Perciò quel “sì” mi sembrava un po’ azzardato. Comunque non potevo concedermi dubbi o ripensamenti anche perché, da poco e quasi per caso, ero stato eletto Segretario provinciale della FGCI, l’organizzazione giovanile del partito. Il dado ormai era tratto. Non mi restava altro che pensare a come organizzarsi per superare la prova. La mia ancora di salvezza fu Sergio Lucchina. Un compagno con qualche anno più di me, ma di consolidata esperienza. Lui la “militanza” l’aveva cominciata poco più che bambino quando, a soli dodici anni, finita la scuola elementare, aveva iniziato a provare sulla propria pelle il duro lavoro di apprendista operaio in una piccola fabbrica di scarpe. Qui, grazie ai compagni di lavoro, più esperti apprendeva i primi rudimenti dell’impegno sindacale e politico. Dopo undici anni di fabbrica entra a far parte, con Annamaria Ossola e Ierina Dabalà, dell’apparato tecnico del partito. Per me, giovane e principiante, la troika divenne ben presto una fonte inesauribile di informazioni. A loro dei fatti e fatterelli che si consumavano nel bunker di viale Monterosa non sfuggiva mai nulla. Sergio accettò volentieri la richiesta del Segretario di farmi da guida nella mia prima prova elettorale. Lui conosceva bene l’organizzazione del partito e il territorio. Poter contare su di lui totalmente e scoprire la generosità e la dedizione con cui svolgeva il suo compito mi aiutò moltissimo e ben presto il rapporto politico si tramutò in una amicizia sincera che dura tuttora.

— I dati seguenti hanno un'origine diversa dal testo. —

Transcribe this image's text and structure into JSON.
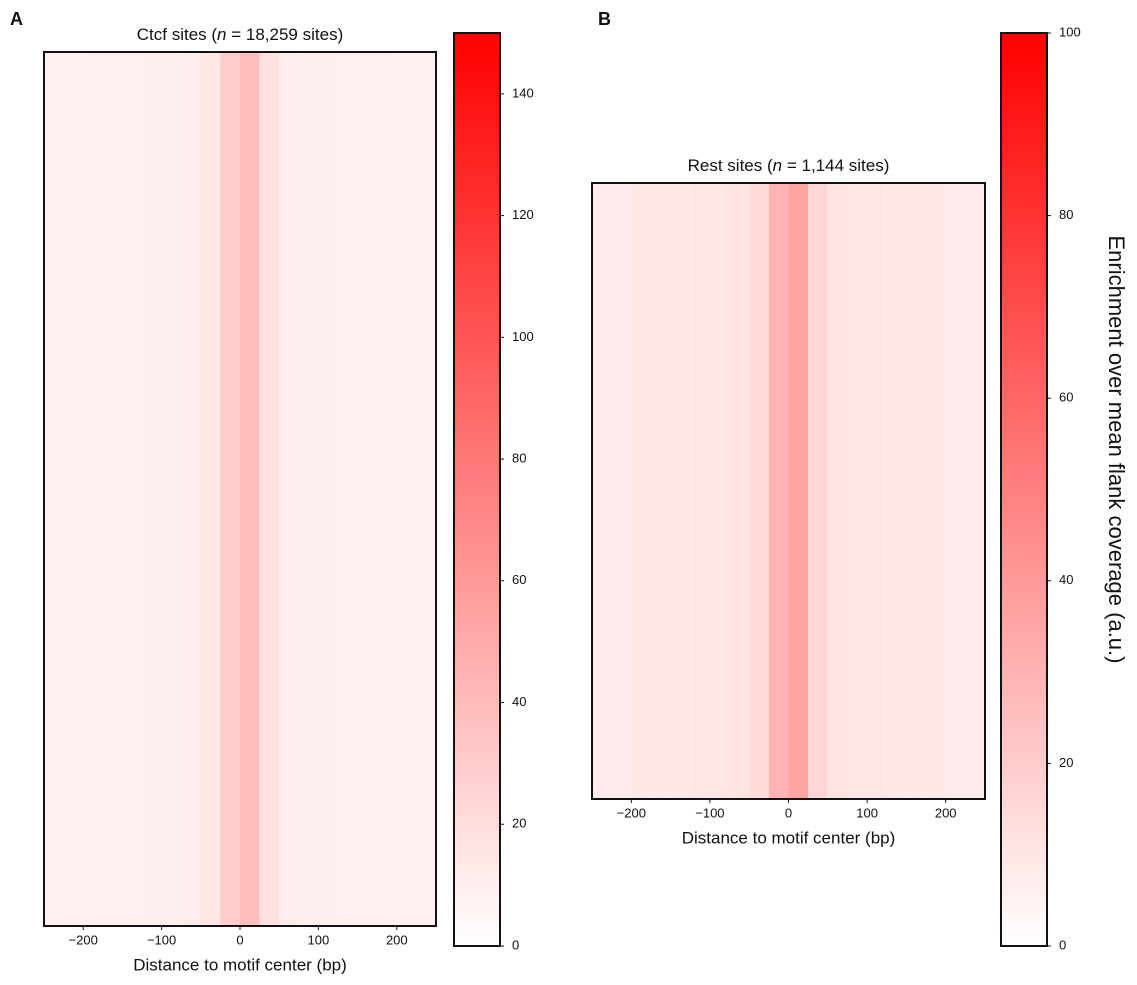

Con la sua “500 giardinetta blu’”, confidenzialmente detta “la macchina del partito”, mezzo sempre utilizzabile e adattabile alla bisogna, avremmo fatto il miracolo. In un battibaleno riusciva a trasformarla in una attrezzatissima macchina di propaganda. Trombe, microfono, manifesti, colla, volantini e quant’altro necessario veniva caricato nello spazioso vano posteriore dell’auto apribile da dietro. Il nostro tour elettorale si sarebbe svolto nel “ponte” di fine maggio, una settimana prima del voto. Con inizio giovedì 28, festa del Corpus Domini, e chiusura domenica 31 maggio.

Finalmente arriva il gran giorno. Pronti. C’è tutto? Sì, però prima diamo un’occhiata alla mappa così vedi dove ti porto. Da Varese prendiamo per la Valganna fino a Ghirla, poi giriamo per Cunardo e scendiamo per arrivare a Grantola. Qui almeno c’è una sezione di partito. È la nostra base operativa per raggiungere le altre mete: Brissago, Mesenzana, Ferrera, Cassano Valcuvia, Rancio, Masciago e Bedero Valcuvia. Bene, allora andiamo! la Valcuvia ci attende. Forse.

Durante il tragitto ripassavo gli argomenti da trattare nei comizi.

Donelli mi aveva suggerito di usare l’arma della “improvvisazione”. Parlare a braccio era sempre meglio che leggere. Ti consente di guardare in faccia chi hai davanti e rivolgerti a loro direttamente, come dialogando. Leggere un testo per quanto ci si metta d’impegno dà sempre l’impressione che stai spiegando la lezione, crea un rapporto più freddo, meglio evitarlo. Una buona scaletta è più che sufficiente per ricordare gli argomenti e non perdere il filo. Ovviamente anche la scaletta non era figlia dell’improvvisazione. All’inizio della campagna elettorale c’erano state delle “serate di formazione”. Bisognava saper rispondere a tutte le domande degli elettori: dall’importanza politica di quelle elezioni al come si vota, dagli effetti prodotti nel nostro territorio da uno sviluppo intensivo e distorto alle soluzioni praticabili da Comuni, Provincia e Regione. Al centro di ogni discorso devono starci le domande e i bisogni primari dei cittadini. E a tutti loro bisogna rivolgersi parlando di cose concrete e spiegando il programma del partito. Niente svolazzi ideologici, solo proposte concrete. Il programma elettorale era stato sintetizzato in sette pagine dense. Documento che ho ritrovato, ormai ingiallito dal tempo, insieme a tanti altri, in questi mesi di clausura forzata mentre cercavo di riordinare il mio archivio.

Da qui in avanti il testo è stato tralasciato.